If people are mostly using opaque types and strong boundaries, they tend to use type
which does not have this issue. I suspect @lydell has a project like that. But there are some cases (especially when integrating with some OO kind of system) where it makes sense to use a large type alias
more often, and that seems to be the predictor for having these outlier compile times.
Temporary Work Arounds
First, calling elm
with additional heap space can also make GC less frequent, which can help a lot in some cases. Elm normally asks for 128mb of heap space, but the following call would ask for 1 GB instead:
elm make src/Main.elm +RTS -H1024m
This can help a lot, especially if you are on a computer that has a bunch of RAM and you can make the heap bigger than needed. This is an easy change that can help anyone running into this.
Elm 0.19.1 was built with GHC 8.6.3, so you can tweak this more with the flags listed here.
Second, it may be possible to identify particular modules that trigger these issues and change them around.

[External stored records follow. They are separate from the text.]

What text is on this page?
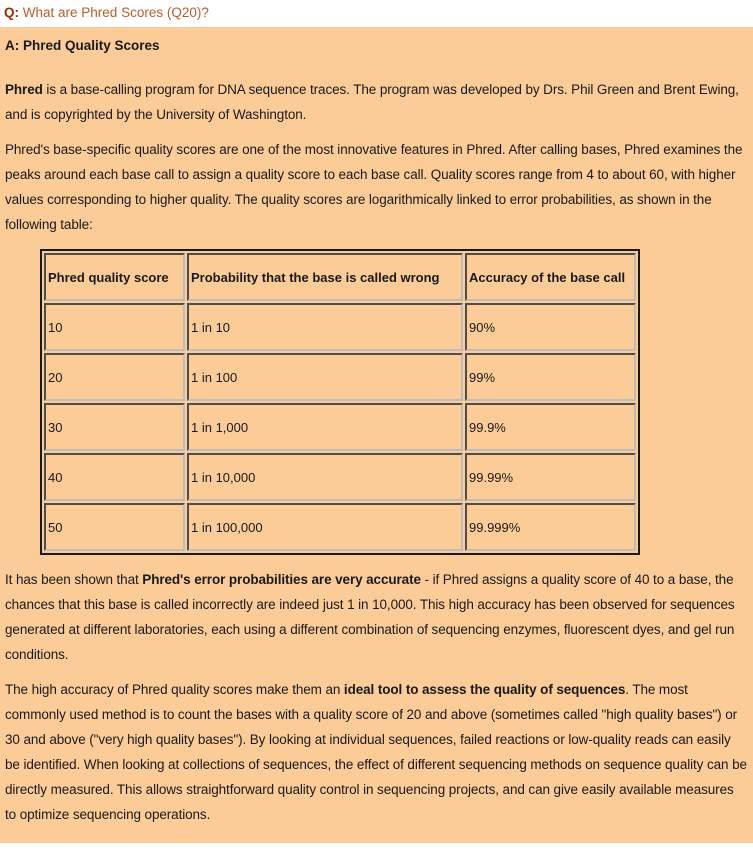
Q: What are Phred Scores (Q20)?
A: Phred Quality Scores

Phred is a base-calling program for DNA sequence traces. The program was developed by Drs. Phil Green and Brent Ewing, and is copyrighted by the University of Washington.

Phred's base-specific quality scores are one of the most innovative features in Phred. After calling bases, Phred examines the peaks around each base call to assign a quality score to each base call. Quality scores range from 4 to about 60, with higher values corresponding to higher quality. The quality scores are logarithmically linked to error probabilities, as shown in the following table:

Phred quality score	Probability that the base is called wrong	Accuracy of the base call
10	1 in 10	90%
20	1 in 100	99%
30	1 in 1,000	99.9%
40	1 in 10,000	99.99%
50	1 in 100,000	99.999%

It has been shown that Phred's error probabilities are very accurate - if Phred assigns a quality score of 40 to a base, the chances that this base is called incorrectly are indeed just 1 in 10,000. This high accuracy has been observed for sequences generated at different laboratories, each using a different combination of sequencing enzymes, fluorescent dyes, and gel run conditions.

The high accuracy of Phred quality scores make them an ideal tool to assess the quality of sequences. The most commonly used method is to count the bases with a quality score of 20 and above (sometimes called "high quality bases") or 30 and above ("very high quality bases"). By looking at individual sequences, failed reactions or low-quality reads can easily be identified. When looking at collections of sequences, the effect of different sequencing methods on sequence quality can be directly measured. This allows straightforward quality control in sequencing projects, and can give easily available measures to optimize sequencing operations.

The steps are:
- Look through
elm-stuff/
for elmi
files that are quite large (like 20 MB)
- Identify any
type alias
that is large and commonly used in the corresponding Elm file
- Temporarily swap it to a
type
If you try this and it makes a difference, I would be very curious to hear! This would be good evidence in favor of the type alias
theory.
I would only recommend trying this second path in certain cases though. If it makes your code better, then 100% go for it! If it does not help with compile times in practice, let me know and revert it. If it does help with compile times, let me know as well! I can only really recommend on a case-by-case basis whether it’s worth it in that last case.
I suspect this approach may not be viable for a library that wants to have large records as a central feature of its API design though, so this probably works better for applications and companies.
Ideas for a Compiler Fix
I explored a revamp of elmi
files that would ensure that each type alias
is only stored once per elmi
file. This would make those outlier files much smaller (helping with file IO) and would mean that every usage of a type alias would point to the same underlying type in the heap (helping with GC). I also explored storing type names as UInt32
using some tricky scheme. That would cut down the size of elmi
files even more.
I suspect these two changes would help with the performance issue, but they are quite tricky to implement. The elmi
idea requires some surprising topological sorting and an alternative to Haskell’s Data.Binary
library to permit ideal sharing in the heap. The UInt32
idea is particularly disruptive because it requires changes in type inference and error messages. So while it appears to be quite valuable for perf, it ends up requiring changes across the whole compiler.
Anyway, this is an offshoot of the exploratory compiler work I’ve been doing. I know enough to know they seem possible, and that there are a couple avenues to explore for elmo
files as well. So I think the best I can do on timeline is what I wrote here. While I am comfortable saying that I really want to get these ideas into the next release of Elm, I would not want anyone to (1) imagine that it is just around the corner or (2) think I have hard data that these changes will definitely resolve their outlier compile times. It’s still a theory. Furthermore, large infrastructure projects like this take significant time to do well (and require coordination with tools like elm-test
that peek at interface files) and I am trying to balance these ideas with more ambitious explorations.
Hopes
I hope the information in this post is useful to @NicolasGuilloux or anyone else with outlier compile times. I also hope that sharing my ideas on how to improve the compiler does not create animosity towards me or the project. I am working as fast as I can, but sometimes a thing that is easy to describe can take a long time to implement.
Finally, I hope that people will not take this detail into account in API design unless they are experiencing very extreme compile times. I think it would be a shame to have API design based on behavior of the compiler that may be resolvable through compiler infrastructure changes, but I appreciate that some balance must be struck on a case-by-case basis in the meantime.